From the Editors of Feminist Critique: On the Launch of the Journal’s Website
We are pleased to announce the launch of the website for Feminist Critique: East European Journal of Feminist and Queer Studies. It has been a long preparatory period since the idea of the journal emerged for the first time. We, editors-in-chief Maria Mayerchyk and Olga Plakhotnik, developed the idea, conception and the structure of the journal. The journal is affiliated with the "Center for Cultural-Anthropological Studies," a non-governmental organization in Kyiv. The journal's web-portal was developed with a generous support of the Krytyka Institute and the personal participation of Oleh Kotsyuba, Krytyka's Chief Online Editor. We are deeply grateful for this collaboration. We are also thankful to our colleagues and friends Andriy Mokrousov, Yuliya Bentia, Lyosha Gorshkov, Olenka Dmytryk and Halyna Yarmanova for their wise ideas and friendly support. Our gratitude also goes to our designer Yaroslav Gavrylyuk and type-setter Maiya Prytykina, and to Krytyka's team of programmers.

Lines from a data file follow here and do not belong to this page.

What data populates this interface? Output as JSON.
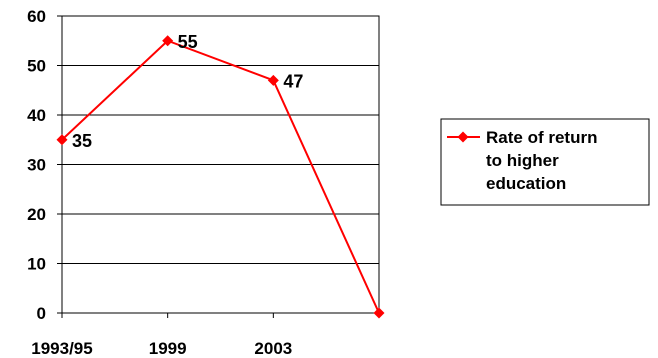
{
  "chart_data": {
    "type": "line",
    "categories": [
      "1993/95",
      "1999",
      "2003",
      ""
    ],
    "series": [
      {
        "name": "Rate of return to higher education",
        "values": [
          35,
          55,
          47,
          0
        ],
        "color": "#ff0000",
        "marker": "diamond",
        "data_labels": [
          "35",
          "55",
          "47",
          ""
        ]
      }
    ],
    "ylim": [
      0,
      60
    ],
    "yticks": [
      0,
      10,
      20,
      30,
      40,
      50,
      60
    ],
    "grid": "horizontal",
    "legend": {
      "placement": "right",
      "lines": [
        "Rate of return",
        "to higher",
        "education"
      ]
    }
  }
}
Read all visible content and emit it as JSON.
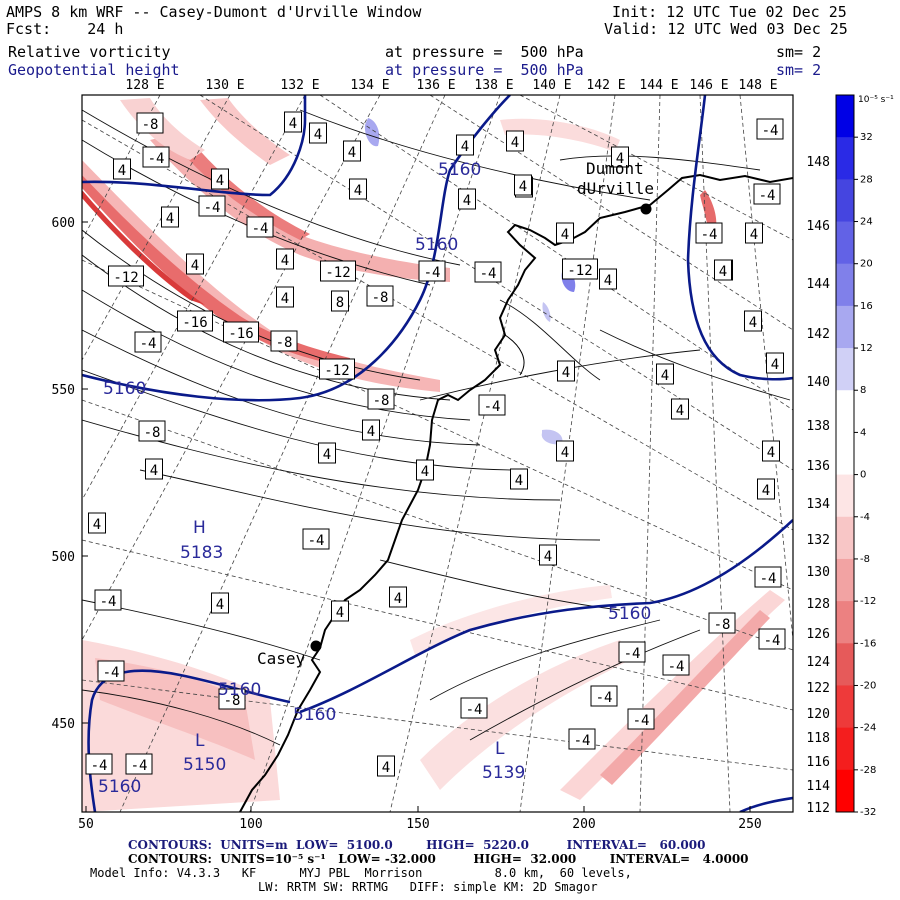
{
  "header": {
    "model_title": "AMPS 8 km WRF -- Casey-Dumont d'Urville Window",
    "init": "Init: 12 UTC Tue 02 Dec 25",
    "fcst": "Fcst:    24 h",
    "valid": "Valid: 12 UTC Wed 03 Dec 25",
    "field1": {
      "name": "Relative vorticity",
      "level": "at pressure =  500 hPa",
      "smooth": "sm= 2"
    },
    "field2": {
      "name": "Geopotential height",
      "level": "at pressure =  500 hPa",
      "smooth": "sm= 2"
    }
  },
  "top_lon_labels": [
    "128 E",
    "130 E",
    "132 E",
    "134 E",
    "136 E",
    "138 E",
    "140 E",
    "142 E",
    "144 E",
    "146 E",
    "148 E"
  ],
  "right_lon_labels": [
    "148 E",
    "146 E",
    "144 E",
    "142 E",
    "140 E",
    "138 E",
    "136 E",
    "134 E",
    "132 E",
    "130 E",
    "128 E",
    "126 E",
    "124 E",
    "122 E",
    "120 E",
    "118 E",
    "116 E",
    "114 E",
    "112 E"
  ],
  "x_ticks": [
    "50",
    "100",
    "150",
    "200",
    "250"
  ],
  "y_ticks": [
    "600",
    "550",
    "500",
    "450"
  ],
  "colorbar": {
    "unit": "10⁻⁵ s⁻¹",
    "labels": [
      "32",
      "28",
      "24",
      "20",
      "16",
      "12",
      "8",
      "4",
      "0",
      "-4",
      "-8",
      "-12",
      "-16",
      "-20",
      "-24",
      "-28",
      "-32"
    ],
    "colors": [
      "#0000e6",
      "#2a2ae6",
      "#4545e0",
      "#6262e6",
      "#8080ea",
      "#a8a8f0",
      "#d0d0f6",
      "#ffffff",
      "#ffffff",
      "#fde5e5",
      "#f8c6c6",
      "#f2a3a3",
      "#ec8181",
      "#e65a5a",
      "#ee3a3a",
      "#f41e1e",
      "#ff0000"
    ]
  },
  "places": [
    {
      "name": "Dumont",
      "name2": "dUrville"
    },
    {
      "name": "Casey"
    }
  ],
  "height_labels": [
    "5160",
    "5160",
    "5160",
    "5160",
    "5160",
    "5160",
    "5160"
  ],
  "highs_lows": [
    {
      "type": "H",
      "value": "5183"
    },
    {
      "type": "L",
      "value": "5150"
    },
    {
      "type": "L",
      "value": "5139"
    }
  ],
  "vort_labels": [
    "-8",
    "-4",
    "4",
    "4",
    "4",
    "4",
    "4",
    "4",
    "-4",
    "4",
    "-4",
    "4",
    "8",
    "4",
    "4",
    "4",
    "4",
    "-12",
    "-8",
    "-4",
    "-4",
    "-8",
    "-12",
    "-12",
    "-8",
    "4",
    "-16",
    "-16",
    "-4",
    "4",
    "4",
    "-4",
    "4",
    "-12",
    "-8",
    "4",
    "4",
    "-4",
    "4",
    "4",
    "4",
    "4",
    "4",
    "4",
    "4",
    "4",
    "4",
    "4",
    "4",
    "4",
    "4",
    "4",
    "4",
    "4",
    "4",
    "-4",
    "-4",
    "-4",
    "-8",
    "-4",
    "-8",
    "-4",
    "-4",
    "-4",
    "-4",
    "4",
    "-4",
    "-4",
    "-4",
    "4",
    "-4",
    "4",
    "-4",
    "-4",
    "-4",
    "4",
    "4"
  ],
  "footer": {
    "contours1": "CONTOURS:  UNITS=m  LOW=  5100.0        HIGH=  5220.0         INTERVAL=   60.000",
    "contours2": "CONTOURS:  UNITS=10⁻⁵ s⁻¹   LOW= -32.000         HIGH=  32.000        INTERVAL=   4.0000",
    "model_info": "Model Info: V4.3.3   KF      MYJ PBL  Morrison          8.0 km,  60 levels,",
    "model_info2": "LW: RRTM SW: RRTMG   DIFF: simple KM: 2D Smagor"
  }
}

Feminist Critique is a feminist journal. We consider feminism to be a political positionality and methodological toolkit that are specifically sensitive to power relations and inequalities. As the recent international events show, we still do not have an effective language to grasp political realities. Feminist Critique is our attempt to establish a platform for creation and development of such a language (or, to be precise, languages).
Feminist Critique is a queer-theoretical journal. We seek to problematize universalist and a-historical claims and ways of thinking, binaries and normativities. Instead, we call on heteroglossia, the transgression of neoliberal, progressivist, and triumphalist frameworks. The first publication of our journal is a translated excerpt from The Queer Art of Failure, and this is not a coincidence. We consider it to be a pivotal text for our project because Eastern Europe is always seen as lagging behind, not successful and not progressive enough for the dominant "Western eyes." But we can ask in Halberstam's vein: What if we question the very logics of progress and success, or, at the very least, show its historicity?
Feminist Critique is a slowly paced journal – a journal for slow writing and slow reading. It is largely an academic project; all submitted original papers will go through a double per-review. At the same time, a venue for faster reactions also exists: this is the Feminist Collective blog. We invite cutting-edge and sharp commentaries on recent politics from broader queer-feminist communities, activists, and academics.
Feminist Critique's publishing process, however, will not be slow. After completion of reviews and the preparatory work, each article will appear open-access on our website in HTML and PDF formats, including pagination in the bound and type-set issue. This will allow the correct citing of each publication even before the compilation of the entire issue.
Feminist Critique invites submissions in three languages - Ukrainian, English, and Russian. This represents our political project to de-centralize knowledge production in a globalized world. As soon as we find an individual, community, or organization that would like to volunteer the translation to/from the Belarusian language, this fourth language will be added to the journal. The journal will have an ISSN and will be registered in SCOPUS database upon the publication of the first two issues.